Is this an actual argument that people who take cryonics seriously seem to be making regularly though?

It's common enough that if you go to one of the Reddit pages for Hanson's post, you'll find someone objecting to plastination over cryonics on the grounds that uploads are about all that one can do with such a brain. Well, yes.

I'll admit, I personally find the anti-upload area in cryonics to be absurd - seriously, you're into cryonics, whose entire rationale is information-theoretic, and you're objecting to uploads? But I have no hard statistics on, say, how many signed up Alcor or CI members are anti-uploading besides Ettinger.

you're into cryonics, whose entire rationale is information-theoretic

I don't think this is the case. Self-identification with your own body can be a strong part of this. I for example personally have a deep emotional connection to my body to the point where I'm much more inclined to do something that has a chance of keeping my brain intact in roughly the same form than an uploaded scan.

Was asking about DanielLC's alternative "neurons/chips" argument, though I'm still not quite sure what its exact content is.
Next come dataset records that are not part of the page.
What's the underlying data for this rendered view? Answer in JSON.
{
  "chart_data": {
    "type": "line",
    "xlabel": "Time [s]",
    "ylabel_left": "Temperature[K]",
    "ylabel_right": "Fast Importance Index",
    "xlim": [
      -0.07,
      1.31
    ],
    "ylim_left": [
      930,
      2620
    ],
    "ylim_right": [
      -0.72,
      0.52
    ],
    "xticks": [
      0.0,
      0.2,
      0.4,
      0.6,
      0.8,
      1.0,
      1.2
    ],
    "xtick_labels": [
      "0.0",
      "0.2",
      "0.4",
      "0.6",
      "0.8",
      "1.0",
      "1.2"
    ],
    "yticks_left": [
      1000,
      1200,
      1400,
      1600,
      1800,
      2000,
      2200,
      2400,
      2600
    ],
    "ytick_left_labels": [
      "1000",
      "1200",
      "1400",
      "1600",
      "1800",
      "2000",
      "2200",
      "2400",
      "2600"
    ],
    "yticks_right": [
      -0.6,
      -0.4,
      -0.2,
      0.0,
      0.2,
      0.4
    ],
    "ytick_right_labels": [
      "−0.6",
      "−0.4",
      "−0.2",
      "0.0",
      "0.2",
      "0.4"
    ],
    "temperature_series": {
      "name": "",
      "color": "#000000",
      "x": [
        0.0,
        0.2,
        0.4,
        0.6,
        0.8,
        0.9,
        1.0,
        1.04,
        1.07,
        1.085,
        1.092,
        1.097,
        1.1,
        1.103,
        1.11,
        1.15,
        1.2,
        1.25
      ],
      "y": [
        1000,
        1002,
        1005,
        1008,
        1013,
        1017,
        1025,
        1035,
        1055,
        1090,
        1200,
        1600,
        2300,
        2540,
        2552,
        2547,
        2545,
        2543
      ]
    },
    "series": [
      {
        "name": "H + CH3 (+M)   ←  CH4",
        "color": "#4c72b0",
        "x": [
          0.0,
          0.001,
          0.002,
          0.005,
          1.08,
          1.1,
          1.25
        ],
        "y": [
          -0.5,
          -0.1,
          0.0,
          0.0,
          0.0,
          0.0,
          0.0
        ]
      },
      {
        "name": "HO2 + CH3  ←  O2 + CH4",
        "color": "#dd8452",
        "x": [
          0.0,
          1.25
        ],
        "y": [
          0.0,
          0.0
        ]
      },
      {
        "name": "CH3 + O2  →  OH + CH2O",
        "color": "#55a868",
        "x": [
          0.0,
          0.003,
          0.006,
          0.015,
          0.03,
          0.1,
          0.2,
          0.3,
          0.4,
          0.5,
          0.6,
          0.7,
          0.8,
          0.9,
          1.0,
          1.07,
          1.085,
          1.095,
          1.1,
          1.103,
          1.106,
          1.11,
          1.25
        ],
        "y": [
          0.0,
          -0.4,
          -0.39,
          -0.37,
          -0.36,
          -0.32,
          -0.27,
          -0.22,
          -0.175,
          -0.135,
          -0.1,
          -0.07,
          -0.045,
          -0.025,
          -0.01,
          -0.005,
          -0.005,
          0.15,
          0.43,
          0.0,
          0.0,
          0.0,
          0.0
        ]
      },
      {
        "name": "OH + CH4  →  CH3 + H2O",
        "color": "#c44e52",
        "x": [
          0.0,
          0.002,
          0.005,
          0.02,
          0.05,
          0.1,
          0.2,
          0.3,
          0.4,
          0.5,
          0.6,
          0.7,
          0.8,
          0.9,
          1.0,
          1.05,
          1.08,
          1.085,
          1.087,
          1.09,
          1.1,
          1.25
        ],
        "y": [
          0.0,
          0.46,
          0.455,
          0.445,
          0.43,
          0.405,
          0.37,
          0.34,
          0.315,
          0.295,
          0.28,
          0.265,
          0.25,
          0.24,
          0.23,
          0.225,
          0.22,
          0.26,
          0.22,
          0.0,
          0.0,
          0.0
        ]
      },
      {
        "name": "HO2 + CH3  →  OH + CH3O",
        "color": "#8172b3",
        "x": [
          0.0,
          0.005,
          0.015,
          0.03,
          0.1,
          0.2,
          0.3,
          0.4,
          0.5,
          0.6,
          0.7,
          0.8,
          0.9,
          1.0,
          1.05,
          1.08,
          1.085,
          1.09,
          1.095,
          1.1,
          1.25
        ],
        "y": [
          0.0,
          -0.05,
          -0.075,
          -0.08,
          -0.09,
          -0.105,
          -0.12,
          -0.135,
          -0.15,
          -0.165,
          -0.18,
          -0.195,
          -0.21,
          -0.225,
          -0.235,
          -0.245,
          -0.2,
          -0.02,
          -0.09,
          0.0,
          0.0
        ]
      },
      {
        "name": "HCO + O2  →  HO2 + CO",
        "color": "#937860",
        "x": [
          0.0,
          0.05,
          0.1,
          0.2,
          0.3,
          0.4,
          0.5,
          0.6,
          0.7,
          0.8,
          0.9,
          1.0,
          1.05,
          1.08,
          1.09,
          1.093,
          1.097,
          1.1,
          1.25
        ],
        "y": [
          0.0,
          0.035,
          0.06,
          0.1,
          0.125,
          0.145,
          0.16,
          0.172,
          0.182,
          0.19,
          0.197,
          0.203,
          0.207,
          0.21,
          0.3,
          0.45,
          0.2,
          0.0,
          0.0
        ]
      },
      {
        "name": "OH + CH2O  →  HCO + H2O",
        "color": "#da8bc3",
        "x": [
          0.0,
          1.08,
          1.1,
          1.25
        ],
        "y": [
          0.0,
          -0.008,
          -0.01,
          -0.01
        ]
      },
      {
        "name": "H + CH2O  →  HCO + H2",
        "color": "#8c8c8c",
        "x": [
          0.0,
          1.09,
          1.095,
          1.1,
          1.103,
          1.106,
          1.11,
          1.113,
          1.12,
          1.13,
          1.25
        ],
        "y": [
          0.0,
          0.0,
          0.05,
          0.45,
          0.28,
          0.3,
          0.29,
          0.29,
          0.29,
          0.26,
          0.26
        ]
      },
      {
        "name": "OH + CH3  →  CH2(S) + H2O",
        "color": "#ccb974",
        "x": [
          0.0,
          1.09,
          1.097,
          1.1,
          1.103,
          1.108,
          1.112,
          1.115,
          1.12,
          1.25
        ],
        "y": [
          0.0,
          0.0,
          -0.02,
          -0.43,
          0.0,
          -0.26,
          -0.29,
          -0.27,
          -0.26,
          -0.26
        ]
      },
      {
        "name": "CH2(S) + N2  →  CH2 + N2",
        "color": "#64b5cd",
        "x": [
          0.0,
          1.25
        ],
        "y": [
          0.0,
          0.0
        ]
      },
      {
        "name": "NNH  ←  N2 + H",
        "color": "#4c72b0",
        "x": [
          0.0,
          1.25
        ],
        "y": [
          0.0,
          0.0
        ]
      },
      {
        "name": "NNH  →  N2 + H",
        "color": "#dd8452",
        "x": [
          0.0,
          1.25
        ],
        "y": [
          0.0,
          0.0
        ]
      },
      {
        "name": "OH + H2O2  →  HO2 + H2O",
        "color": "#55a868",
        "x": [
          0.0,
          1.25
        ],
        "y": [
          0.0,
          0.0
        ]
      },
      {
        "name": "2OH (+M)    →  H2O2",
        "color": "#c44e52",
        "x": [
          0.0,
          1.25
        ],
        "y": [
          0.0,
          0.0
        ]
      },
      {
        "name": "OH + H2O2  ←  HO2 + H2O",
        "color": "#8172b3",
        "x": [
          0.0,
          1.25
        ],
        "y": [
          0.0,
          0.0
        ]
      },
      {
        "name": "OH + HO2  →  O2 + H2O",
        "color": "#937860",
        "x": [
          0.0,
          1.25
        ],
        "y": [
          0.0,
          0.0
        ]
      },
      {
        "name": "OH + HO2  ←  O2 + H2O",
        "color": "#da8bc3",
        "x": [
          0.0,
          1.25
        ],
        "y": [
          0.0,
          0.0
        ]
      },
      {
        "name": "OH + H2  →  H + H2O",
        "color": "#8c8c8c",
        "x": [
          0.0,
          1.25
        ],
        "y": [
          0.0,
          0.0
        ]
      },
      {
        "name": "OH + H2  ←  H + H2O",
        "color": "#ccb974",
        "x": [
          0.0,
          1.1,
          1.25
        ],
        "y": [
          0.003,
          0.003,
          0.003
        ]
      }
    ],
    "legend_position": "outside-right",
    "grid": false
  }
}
Most of the anti-uploading arguments I've seen look like they're either explicitly or implicitly on the "different atoms" grounds. Don't recall many that argue for a fundamental unworkability based on some more sophisticated isomorphism failure.

Anyone know how this research might be relevant for uploads?

/my current layman understanding

The current most plausible path for uploads seems to me to be brain scanning, which currently operates basically by a sort of plastination process, then slicing the brain into extremely thin slices, imaging each slice at very high resolution, and then assembling it in a computer into something meaningful.

The imaging part is currently in pretty good shape, even if you need to mess around with toxic metals to get something you can use an electron microscope on, and the slicing part has been automated too; one of the remaining bottlenecks is, well, how to process the brain to get it into a slicable state in the first place. This is a question that plastination quality bears upon.

So the only step in the process that needs to be done now instead of post-singularity is the one we're worst at?

Look on the bright side - the only step we need to research now is also the one with the most low-hanging fruit! :)

I think this is great, the hardest part is something we can test now when we know people are interested- and we can probably get things close to perfect with animal experiments.

Has Hayworth or anyone else written up a layman-accessible, or even technical, outline of why plastination might beat cryonics in terms of information-preservation?

Some of the links/citations in my short essay may be of use.